Stress is a silent killer, and all the efforts we put into our health can go to waste if we allow stress and the constant pursuit of wealth to overwhelm us. It’s good to have goals of any kind but when they create actual disharmony in your body including your mental state, it is time to take a pause and do some reflection. Some of us are grinding ourselves into the ground and for what reason? It is worth thinking through “Can there be an easier way? Can there be a better way?”
Dropping stress has always been a cornerstone of my holistic health framework since I started coaching back in 2015. But when that card told me I didn’t want a seat at the table, and that the table was filled with oppressors, it made me pause and reflect.
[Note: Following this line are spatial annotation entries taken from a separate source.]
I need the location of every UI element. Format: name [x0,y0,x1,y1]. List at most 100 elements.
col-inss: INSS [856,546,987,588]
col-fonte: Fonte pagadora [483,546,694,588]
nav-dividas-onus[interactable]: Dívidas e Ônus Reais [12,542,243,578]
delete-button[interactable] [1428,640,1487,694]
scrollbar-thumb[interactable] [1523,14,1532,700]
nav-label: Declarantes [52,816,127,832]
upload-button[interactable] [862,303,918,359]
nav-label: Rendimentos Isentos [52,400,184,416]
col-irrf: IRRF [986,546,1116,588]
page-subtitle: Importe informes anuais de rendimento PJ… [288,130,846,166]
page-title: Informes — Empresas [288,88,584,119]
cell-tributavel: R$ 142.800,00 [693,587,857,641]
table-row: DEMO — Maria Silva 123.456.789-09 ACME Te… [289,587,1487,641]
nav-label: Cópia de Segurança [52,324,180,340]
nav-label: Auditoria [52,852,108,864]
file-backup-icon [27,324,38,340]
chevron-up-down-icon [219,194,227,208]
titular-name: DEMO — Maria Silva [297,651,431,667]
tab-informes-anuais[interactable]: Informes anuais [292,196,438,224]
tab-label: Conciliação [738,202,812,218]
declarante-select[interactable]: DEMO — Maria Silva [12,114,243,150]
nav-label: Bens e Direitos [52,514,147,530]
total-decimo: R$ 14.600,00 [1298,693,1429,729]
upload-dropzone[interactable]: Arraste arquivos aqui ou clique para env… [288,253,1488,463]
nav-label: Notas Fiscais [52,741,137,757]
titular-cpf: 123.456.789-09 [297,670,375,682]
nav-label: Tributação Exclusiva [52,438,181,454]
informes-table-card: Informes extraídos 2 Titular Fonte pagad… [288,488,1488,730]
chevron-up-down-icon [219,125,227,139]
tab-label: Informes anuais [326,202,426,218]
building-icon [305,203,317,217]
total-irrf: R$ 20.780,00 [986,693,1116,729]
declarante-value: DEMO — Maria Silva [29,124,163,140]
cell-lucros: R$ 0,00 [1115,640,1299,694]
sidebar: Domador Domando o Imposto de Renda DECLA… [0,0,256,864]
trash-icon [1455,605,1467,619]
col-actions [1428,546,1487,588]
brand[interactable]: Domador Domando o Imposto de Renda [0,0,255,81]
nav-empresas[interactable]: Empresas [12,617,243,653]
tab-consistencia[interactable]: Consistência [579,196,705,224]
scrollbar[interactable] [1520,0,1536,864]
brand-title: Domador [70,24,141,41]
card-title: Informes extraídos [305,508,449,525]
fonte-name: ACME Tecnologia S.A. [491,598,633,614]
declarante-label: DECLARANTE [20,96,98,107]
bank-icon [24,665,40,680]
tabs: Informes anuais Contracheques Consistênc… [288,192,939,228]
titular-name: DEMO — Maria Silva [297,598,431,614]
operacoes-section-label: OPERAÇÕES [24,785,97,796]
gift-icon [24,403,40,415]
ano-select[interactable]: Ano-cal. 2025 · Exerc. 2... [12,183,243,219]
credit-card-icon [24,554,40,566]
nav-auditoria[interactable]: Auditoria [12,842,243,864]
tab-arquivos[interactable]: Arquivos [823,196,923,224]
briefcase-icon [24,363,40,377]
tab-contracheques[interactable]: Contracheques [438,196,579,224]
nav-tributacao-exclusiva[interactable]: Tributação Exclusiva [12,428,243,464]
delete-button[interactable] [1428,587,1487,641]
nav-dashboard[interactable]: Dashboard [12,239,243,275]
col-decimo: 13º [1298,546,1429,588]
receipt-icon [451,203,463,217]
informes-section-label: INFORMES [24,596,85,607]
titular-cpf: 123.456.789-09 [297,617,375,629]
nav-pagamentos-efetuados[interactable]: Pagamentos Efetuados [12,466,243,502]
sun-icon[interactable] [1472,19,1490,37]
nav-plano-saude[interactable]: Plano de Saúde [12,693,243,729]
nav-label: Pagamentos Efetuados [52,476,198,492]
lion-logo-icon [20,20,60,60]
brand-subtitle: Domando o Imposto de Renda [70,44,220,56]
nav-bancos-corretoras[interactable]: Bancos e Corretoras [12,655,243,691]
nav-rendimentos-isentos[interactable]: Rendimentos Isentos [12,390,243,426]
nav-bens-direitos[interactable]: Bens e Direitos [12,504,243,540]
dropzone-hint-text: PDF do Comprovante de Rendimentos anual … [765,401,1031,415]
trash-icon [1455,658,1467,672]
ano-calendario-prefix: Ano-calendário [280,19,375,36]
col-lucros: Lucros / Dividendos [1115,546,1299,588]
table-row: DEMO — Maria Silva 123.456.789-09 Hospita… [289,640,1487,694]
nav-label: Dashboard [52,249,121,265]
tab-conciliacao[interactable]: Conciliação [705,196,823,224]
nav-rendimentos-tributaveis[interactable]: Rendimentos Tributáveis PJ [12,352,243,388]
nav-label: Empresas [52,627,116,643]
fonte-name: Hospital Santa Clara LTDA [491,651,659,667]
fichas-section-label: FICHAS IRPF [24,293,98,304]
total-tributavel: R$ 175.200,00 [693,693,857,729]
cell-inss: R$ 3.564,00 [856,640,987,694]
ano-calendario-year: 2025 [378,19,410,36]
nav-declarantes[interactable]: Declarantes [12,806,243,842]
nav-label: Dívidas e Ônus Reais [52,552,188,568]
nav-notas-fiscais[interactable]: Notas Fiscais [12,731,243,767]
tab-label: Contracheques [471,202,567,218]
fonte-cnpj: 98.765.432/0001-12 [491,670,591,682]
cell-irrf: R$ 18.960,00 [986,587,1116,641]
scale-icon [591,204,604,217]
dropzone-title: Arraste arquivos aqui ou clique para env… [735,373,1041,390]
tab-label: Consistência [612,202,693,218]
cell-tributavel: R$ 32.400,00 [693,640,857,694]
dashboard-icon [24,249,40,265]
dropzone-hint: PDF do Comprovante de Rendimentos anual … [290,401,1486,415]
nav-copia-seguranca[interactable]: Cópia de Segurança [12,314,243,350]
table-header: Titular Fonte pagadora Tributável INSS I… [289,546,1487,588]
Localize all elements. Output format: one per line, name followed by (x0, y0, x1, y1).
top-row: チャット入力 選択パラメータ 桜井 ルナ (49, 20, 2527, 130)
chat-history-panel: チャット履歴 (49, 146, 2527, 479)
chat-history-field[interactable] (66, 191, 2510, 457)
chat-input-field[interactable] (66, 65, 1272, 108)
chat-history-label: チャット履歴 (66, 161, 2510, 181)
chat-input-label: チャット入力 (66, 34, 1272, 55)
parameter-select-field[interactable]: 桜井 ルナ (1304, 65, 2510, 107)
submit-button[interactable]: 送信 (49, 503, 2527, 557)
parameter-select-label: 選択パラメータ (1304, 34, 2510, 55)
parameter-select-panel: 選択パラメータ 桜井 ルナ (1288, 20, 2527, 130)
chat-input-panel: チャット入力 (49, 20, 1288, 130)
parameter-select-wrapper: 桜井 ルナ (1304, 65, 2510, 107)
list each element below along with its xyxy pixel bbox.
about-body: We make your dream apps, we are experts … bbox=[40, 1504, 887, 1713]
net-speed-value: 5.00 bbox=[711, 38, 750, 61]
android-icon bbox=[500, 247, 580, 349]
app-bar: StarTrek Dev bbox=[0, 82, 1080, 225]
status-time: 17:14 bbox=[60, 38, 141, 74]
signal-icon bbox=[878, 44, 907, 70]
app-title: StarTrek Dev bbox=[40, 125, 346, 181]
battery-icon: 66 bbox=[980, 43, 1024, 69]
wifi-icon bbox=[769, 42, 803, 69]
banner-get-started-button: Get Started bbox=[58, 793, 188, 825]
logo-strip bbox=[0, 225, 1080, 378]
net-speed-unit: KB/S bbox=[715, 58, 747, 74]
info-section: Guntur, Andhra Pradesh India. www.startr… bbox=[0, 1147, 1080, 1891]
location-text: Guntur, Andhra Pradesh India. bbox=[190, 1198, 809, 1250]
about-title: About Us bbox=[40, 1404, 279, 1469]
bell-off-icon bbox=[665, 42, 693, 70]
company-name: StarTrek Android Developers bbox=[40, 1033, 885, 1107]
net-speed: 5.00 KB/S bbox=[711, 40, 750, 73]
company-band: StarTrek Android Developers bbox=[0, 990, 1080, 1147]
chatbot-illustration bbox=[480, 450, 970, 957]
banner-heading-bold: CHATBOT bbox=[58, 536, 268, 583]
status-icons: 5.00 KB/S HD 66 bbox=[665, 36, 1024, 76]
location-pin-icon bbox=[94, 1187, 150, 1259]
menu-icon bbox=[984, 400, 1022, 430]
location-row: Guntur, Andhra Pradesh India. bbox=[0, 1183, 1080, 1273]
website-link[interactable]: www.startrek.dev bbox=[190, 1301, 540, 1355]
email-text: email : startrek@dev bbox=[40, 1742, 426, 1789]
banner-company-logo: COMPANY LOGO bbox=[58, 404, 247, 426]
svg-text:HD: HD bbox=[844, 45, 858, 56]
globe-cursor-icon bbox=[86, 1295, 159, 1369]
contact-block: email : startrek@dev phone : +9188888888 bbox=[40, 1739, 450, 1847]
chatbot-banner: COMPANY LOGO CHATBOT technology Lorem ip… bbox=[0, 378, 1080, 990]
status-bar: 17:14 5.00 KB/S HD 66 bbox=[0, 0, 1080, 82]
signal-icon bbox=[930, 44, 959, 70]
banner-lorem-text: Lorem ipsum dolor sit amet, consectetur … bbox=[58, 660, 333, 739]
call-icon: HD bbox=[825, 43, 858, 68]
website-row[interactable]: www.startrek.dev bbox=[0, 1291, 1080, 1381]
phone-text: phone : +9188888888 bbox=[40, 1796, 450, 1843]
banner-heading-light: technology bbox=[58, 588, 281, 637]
I realized that the stress I was experiencing was partly due to my association with an institution that didn’t fully align with my values and aspirations for the quality of life I wanted for myself and my community. While I wouldn’t call them oppressors, they were still bound by old paradigms and resistant to change.
The term “oppressor” may sound strong, but I did feel stifled and unable to grow within that environment. Eventually, I realized that I was oppressing myself by not taking the necessary steps to liberate myself and address the issues that needed fixing. It’s important to remember that we can explore opportunities, learn from different experiences, and even try out that metaphorical table, but we don’t have to stay there and sacrifice ourselves for a cause. We can be the change we want to see and sometimes that means taking a road that looks rough and scary because it is uncertain. Life is uncertain. Make it worthwhile.
So, my message to you is this: Learn, grow and evolve, but never at the expense of your well-being. Don’t be afraid to step away from situations or environments that don’t serve you anymore. You have the power to create positive change without sacrificing your health and happiness.
Taking the message from that card I pulled, it’s all about finding that balance between ambition and self-care. Yes, we want to strive for success and make a meaningful impact in our chosen field, but we must also recognize that our bodies and minds need rest and rejuvenation. Pushing ourselves to the brink of exhaustion will only hinder our long-term goals and potentially lead to health issues down the line.
Remember, stress isn’t a badge of honor. It’s not a sign of productivity or commitment. It’s a warning sign that we need to take a step back and prioritize self-care. By prioritizing our well-being, we can actually become more productive, creative, and effective in our work.
So, I encourage you to reflect on your own journey. Are you giving yourself the rest and care you need? Are you caught up in a culture of constant hustle and grind? Take a moment to assess your priorities and make sure they align with your long-term health and happiness.
Consider implementing small changes in your daily routine that promote self-care. It could be carving out time for meditation, engaging in physical activity that you enjoy, or simply setting boundaries to protect your personal time. Remember, it’s not selfish to prioritize your well-being—it’s essential.
And as you continue to pursue your goals and make an impact in the world, always stay connected to your passion and mission. Let that be the driving force behind your actions. By finding that balance between ambition and self-care, you can create a fulfilling and sustainable path for yourself, one that allows you to make a difference without sacrificing your own well-being.
Embrace the message of honoring the sacredness of your body, respecting your limits, and finding rest in a world that glorifies constant hustle. Trust me, the rewards will be worth it—both personally and professionally.
Wishing you a journey filled with success, well-being, and fulfillment. Take care of yourself, and keep making a positive impact in the world!